Tests and Evals

LLM Evals and the Analogy with Source Code Tests

SCALEAILLM

LLM Assisted Staff

3/1/20262 min read

a row of yellow stars sitting on top of a blue and pink surface
a row of yellow stars sitting on top of a blue and pink surface
LLM Evals and the Analogy with Source Code Tests

Drawing the Analogy

In software engineering, tests are the backbone of reliability. Unit tests validate small functions, integration tests check system interactions, and regression tests ensure new changes don’t break old functionality. In the world of large language models (LLMs), evals serve a parallel role:

  • Unit tests → targeted evals (e.g., math reasoning, factual accuracy, safety checks).

  • Integration tests → scenario evals (e.g., multi-turn conversations, complex workflows).

  • Regression tests → benchmark evals (ensuring new model versions don’t degrade on established tasks).

Both are about trust: tests build trust in code, evals build trust in models.

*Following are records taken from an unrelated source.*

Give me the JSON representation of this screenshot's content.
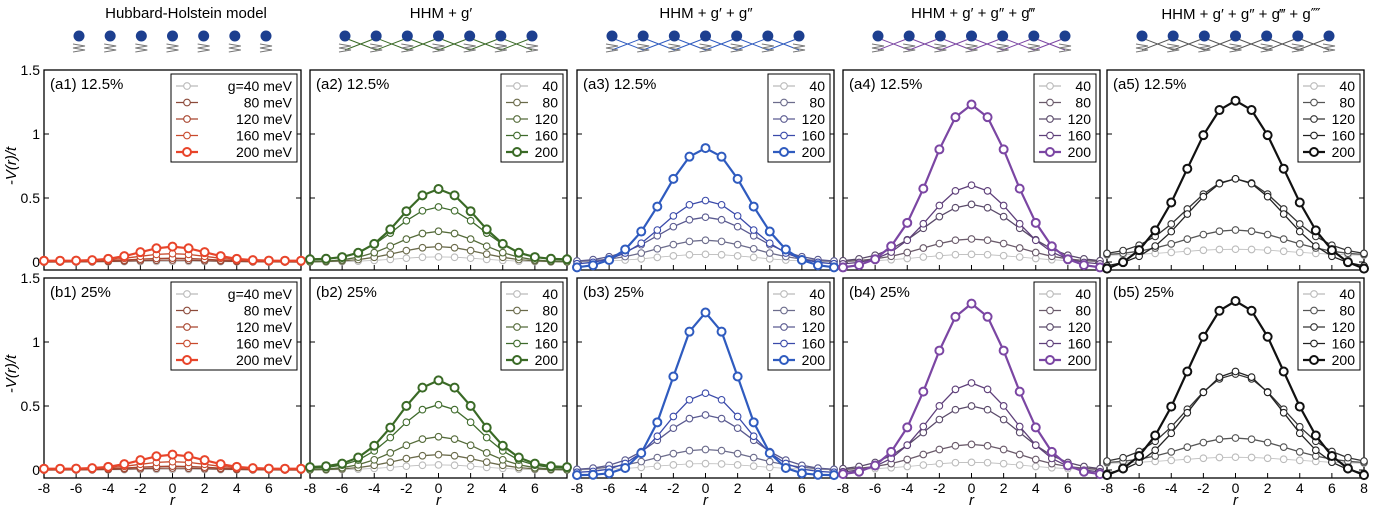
{
  "column_titles": [
    "Hubbard-Holstein model",
    "HHM + g′",
    "HHM + g′ + g″",
    "HHM + g′ + g″ + g‴",
    "HHM + g′ + g″ + g‴ + g⁗"
  ],
  "ylabel": "-V(r)/t",
  "xlabel": "r",
  "x_ticks": [
    "-8",
    "-6",
    "-4",
    "-2",
    "0",
    "2",
    "4",
    "6",
    "8"
  ],
  "y_ticks": [
    "0",
    "0.5",
    "1",
    "1.5"
  ],
  "legend_long": [
    "g=40 meV",
    "80 meV",
    "120 meV",
    "160 meV",
    "200 meV"
  ],
  "legend_short": [
    "40",
    "80",
    "120",
    "160",
    "200"
  ],
  "colors": {
    "red": [
      "#bbbbbb",
      "#8c4a3a",
      "#a8452e",
      "#c94a2d",
      "#e8442a"
    ],
    "green": [
      "#bbbbbb",
      "#6a6a4a",
      "#556b3a",
      "#3f6b2c",
      "#3a6a26"
    ],
    "blue": [
      "#bbbbbb",
      "#6c6c8c",
      "#5a5a90",
      "#3a4aaa",
      "#2f5bbf"
    ],
    "purple": [
      "#bbbbbb",
      "#6a5a6a",
      "#5a4a6a",
      "#5e3f7a",
      "#7b46a3"
    ],
    "black": [
      "#bbbbbb",
      "#555555",
      "#333333",
      "#222222",
      "#111111"
    ]
  },
  "chart_data": [
    {
      "type": "line",
      "panel": "(a1) 12.5%",
      "color_key": "red",
      "legend": "long",
      "xlim": [
        -8,
        8
      ],
      "ylim": [
        0,
        1.5
      ],
      "x": [
        -8,
        -7,
        -6,
        -5,
        -4,
        -3,
        -2,
        -1,
        0,
        1,
        2,
        3,
        4,
        5,
        6,
        7,
        8
      ],
      "series": [
        {
          "name": "g=40 meV",
          "gaussian": [
            0.005,
            2.5,
            0
          ]
        },
        {
          "name": "80 meV",
          "gaussian": [
            0.015,
            2.5,
            0
          ]
        },
        {
          "name": "120 meV",
          "gaussian": [
            0.03,
            2.5,
            0
          ]
        },
        {
          "name": "160 meV",
          "gaussian": [
            0.06,
            2.2,
            0.005
          ]
        },
        {
          "name": "200 meV",
          "gaussian": [
            0.11,
            2.0,
            0.01
          ]
        }
      ]
    },
    {
      "type": "line",
      "panel": "(a2) 12.5%",
      "color_key": "green",
      "legend": "short",
      "xlim": [
        -8,
        8
      ],
      "ylim": [
        0,
        1.5
      ],
      "x": [
        -8,
        -7,
        -6,
        -5,
        -4,
        -3,
        -2,
        -1,
        0,
        1,
        2,
        3,
        4,
        5,
        6,
        7,
        8
      ],
      "series": [
        {
          "name": "40",
          "gaussian": [
            0.04,
            2.6,
            0
          ]
        },
        {
          "name": "80",
          "gaussian": [
            0.12,
            2.6,
            0
          ]
        },
        {
          "name": "120",
          "gaussian": [
            0.24,
            2.6,
            0
          ]
        },
        {
          "name": "160",
          "gaussian": [
            0.42,
            2.6,
            0.01
          ]
        },
        {
          "name": "200",
          "gaussian": [
            0.55,
            2.3,
            0.02
          ]
        }
      ]
    },
    {
      "type": "line",
      "panel": "(a3) 12.5%",
      "color_key": "blue",
      "legend": "short",
      "xlim": [
        -8,
        8
      ],
      "ylim": [
        0,
        1.5
      ],
      "x": [
        -8,
        -7,
        -6,
        -5,
        -4,
        -3,
        -2,
        -1,
        0,
        1,
        2,
        3,
        4,
        5,
        6,
        7,
        8
      ],
      "series": [
        {
          "name": "40",
          "gaussian": [
            0.06,
            3.0,
            0
          ]
        },
        {
          "name": "80",
          "gaussian": [
            0.17,
            3.0,
            0
          ]
        },
        {
          "name": "120",
          "gaussian": [
            0.35,
            2.9,
            0
          ]
        },
        {
          "name": "160",
          "gaussian": [
            0.5,
            2.7,
            -0.02
          ]
        },
        {
          "name": "200",
          "gaussian": [
            0.94,
            2.6,
            -0.05
          ]
        }
      ]
    },
    {
      "type": "line",
      "panel": "(a4) 12.5%",
      "color_key": "purple",
      "legend": "short",
      "xlim": [
        -8,
        8
      ],
      "ylim": [
        0,
        1.5
      ],
      "x": [
        -8,
        -7,
        -6,
        -5,
        -4,
        -3,
        -2,
        -1,
        0,
        1,
        2,
        3,
        4,
        5,
        6,
        7,
        8
      ],
      "series": [
        {
          "name": "40",
          "gaussian": [
            0.06,
            3.2,
            0
          ]
        },
        {
          "name": "80",
          "gaussian": [
            0.18,
            3.0,
            0
          ]
        },
        {
          "name": "120",
          "gaussian": [
            0.45,
            2.9,
            0
          ]
        },
        {
          "name": "160",
          "gaussian": [
            0.62,
            2.6,
            -0.02
          ]
        },
        {
          "name": "200",
          "gaussian": [
            1.28,
            2.5,
            -0.05
          ]
        }
      ]
    },
    {
      "type": "line",
      "panel": "(a5) 12.5%",
      "color_key": "black",
      "legend": "short",
      "xlim": [
        -8,
        8
      ],
      "ylim": [
        0,
        1.5
      ],
      "x": [
        -8,
        -7,
        -6,
        -5,
        -4,
        -3,
        -2,
        -1,
        0,
        1,
        2,
        3,
        4,
        5,
        6,
        7,
        8
      ],
      "series": [
        {
          "name": "40",
          "gaussian": [
            0.05,
            3.4,
            0.05
          ]
        },
        {
          "name": "80",
          "gaussian": [
            0.2,
            3.2,
            0.05
          ]
        },
        {
          "name": "120",
          "gaussian": [
            0.6,
            3.0,
            0.05
          ]
        },
        {
          "name": "160",
          "gaussian": [
            0.7,
            3.0,
            -0.05
          ]
        },
        {
          "name": "200",
          "gaussian": [
            1.35,
            3.0,
            -0.09
          ]
        }
      ]
    },
    {
      "type": "line",
      "panel": "(b1) 25%",
      "color_key": "red",
      "legend": "long",
      "xlim": [
        -8,
        8
      ],
      "ylim": [
        0,
        1.5
      ],
      "x": [
        -8,
        -7,
        -6,
        -5,
        -4,
        -3,
        -2,
        -1,
        0,
        1,
        2,
        3,
        4,
        5,
        6,
        7,
        8
      ],
      "series": [
        {
          "name": "g=40 meV",
          "gaussian": [
            0.005,
            2.5,
            0
          ]
        },
        {
          "name": "80 meV",
          "gaussian": [
            0.015,
            2.5,
            0
          ]
        },
        {
          "name": "120 meV",
          "gaussian": [
            0.03,
            2.5,
            0
          ]
        },
        {
          "name": "160 meV",
          "gaussian": [
            0.06,
            2.2,
            0.005
          ]
        },
        {
          "name": "200 meV",
          "gaussian": [
            0.11,
            2.0,
            0.01
          ]
        }
      ]
    },
    {
      "type": "line",
      "panel": "(b2) 25%",
      "color_key": "green",
      "legend": "short",
      "xlim": [
        -8,
        8
      ],
      "ylim": [
        0,
        1.5
      ],
      "x": [
        -8,
        -7,
        -6,
        -5,
        -4,
        -3,
        -2,
        -1,
        0,
        1,
        2,
        3,
        4,
        5,
        6,
        7,
        8
      ],
      "series": [
        {
          "name": "40",
          "gaussian": [
            0.04,
            2.6,
            0
          ]
        },
        {
          "name": "80",
          "gaussian": [
            0.12,
            2.6,
            0
          ]
        },
        {
          "name": "120",
          "gaussian": [
            0.26,
            2.6,
            0
          ]
        },
        {
          "name": "160",
          "gaussian": [
            0.5,
            2.5,
            0.01
          ]
        },
        {
          "name": "200",
          "gaussian": [
            0.68,
            2.4,
            0.02
          ]
        }
      ]
    },
    {
      "type": "line",
      "panel": "(b3) 25%",
      "color_key": "blue",
      "legend": "short",
      "xlim": [
        -8,
        8
      ],
      "ylim": [
        0,
        1.5
      ],
      "x": [
        -8,
        -7,
        -6,
        -5,
        -4,
        -3,
        -2,
        -1,
        0,
        1,
        2,
        3,
        4,
        5,
        6,
        7,
        8
      ],
      "series": [
        {
          "name": "40",
          "gaussian": [
            0.05,
            3.0,
            0
          ]
        },
        {
          "name": "80",
          "gaussian": [
            0.16,
            3.0,
            0
          ]
        },
        {
          "name": "120",
          "gaussian": [
            0.43,
            2.7,
            0
          ]
        },
        {
          "name": "160",
          "gaussian": [
            0.62,
            2.4,
            -0.02
          ]
        },
        {
          "name": "200",
          "gaussian": [
            1.27,
            2.0,
            -0.04
          ]
        }
      ]
    },
    {
      "type": "line",
      "panel": "(b4) 25%",
      "color_key": "purple",
      "legend": "short",
      "xlim": [
        -8,
        8
      ],
      "ylim": [
        0,
        1.5
      ],
      "x": [
        -8,
        -7,
        -6,
        -5,
        -4,
        -3,
        -2,
        -1,
        0,
        1,
        2,
        3,
        4,
        5,
        6,
        7,
        8
      ],
      "series": [
        {
          "name": "40",
          "gaussian": [
            0.06,
            3.2,
            0
          ]
        },
        {
          "name": "80",
          "gaussian": [
            0.2,
            3.0,
            0
          ]
        },
        {
          "name": "120",
          "gaussian": [
            0.5,
            2.9,
            0
          ]
        },
        {
          "name": "160",
          "gaussian": [
            0.7,
            2.6,
            -0.02
          ]
        },
        {
          "name": "200",
          "gaussian": [
            1.34,
            2.5,
            -0.04
          ]
        }
      ]
    },
    {
      "type": "line",
      "panel": "(b5) 25%",
      "color_key": "black",
      "legend": "short",
      "xlim": [
        -8,
        8
      ],
      "ylim": [
        0,
        1.5
      ],
      "x": [
        -8,
        -7,
        -6,
        -5,
        -4,
        -3,
        -2,
        -1,
        0,
        1,
        2,
        3,
        4,
        5,
        6,
        7,
        8
      ],
      "series": [
        {
          "name": "40",
          "gaussian": [
            0.05,
            3.4,
            0.05
          ]
        },
        {
          "name": "80",
          "gaussian": [
            0.2,
            3.2,
            0.05
          ]
        },
        {
          "name": "120",
          "gaussian": [
            0.7,
            3.0,
            0.05
          ]
        },
        {
          "name": "160",
          "gaussian": [
            0.82,
            3.0,
            -0.05
          ]
        },
        {
          "name": "200",
          "gaussian": [
            1.4,
            3.0,
            -0.08
          ]
        }
      ]
    }
  ]
}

Startups: Speed Over Discipline

Early-stage startups often skip tests entirely. Their priority is shipping features quickly, validating product-market fit, and iterating fast. Writing tests feels like a slowdown when survival depends on velocity. Similarly, in today’s LLM landscape:

  • Startups often rely on ad hoc prompt testing rather than systematic evals.

  • Demos and prototypes are prioritized over rigorous evaluation frameworks.

  • Evals are seen as overhead, not infrastructure.

This raises a risk: just as untested codebases collapse under scale, unevaluated LLMs can fail spectacularly when deployed to real users—producing biased, unsafe, or unreliable outputs.

Large Tech Companies: Tests as Infrastructure

In mature engineering organizations, tests are non-negotiable:

  • Code cannot be merged without passing automated test suites.

  • Continuous integration pipelines enforce reliability.

  • Teams are measured not just on speed, but on stability.

The same pressures are emerging for LLMs in large companies:

  • Scale magnifies risk: a flawed model deployed to millions can cause misinformation or reputational damage.

  • Regulatory scrutiny: governments are beginning to demand transparency and accountability in AI systems.

  • Enterprise trust: customers expect guarantees of reliability, fairness, and safety.

For these reasons, evals are likely to become mandatory infrastructure in large-scale LLM deployments.

Will Evals Gain Momentum?

The trajectory mirrors the evolution of software testing:

  • Startups will continue to skip evals in the early stages, focusing on speed.

  • Large companies will institutionalize evals, building them into CI/CD pipelines for models.

  • Industry standards will emerge, much like test coverage metrics in software engineering.

  • Regulation and competition will accelerate adoption, making evals not just best practice but a requirement.

Conclusion

LLM evals today are where software tests were two decades ago: undervalued in startups, but increasingly critical in large organizations. Over time, evals will evolve from “nice to have” to essential infrastructure, enforced by scale, regulation, and trust requirements. The question isn’t whether evals will gain momentum—it’s how quickly the industry will recognize them as the backbone of responsible AI deployment.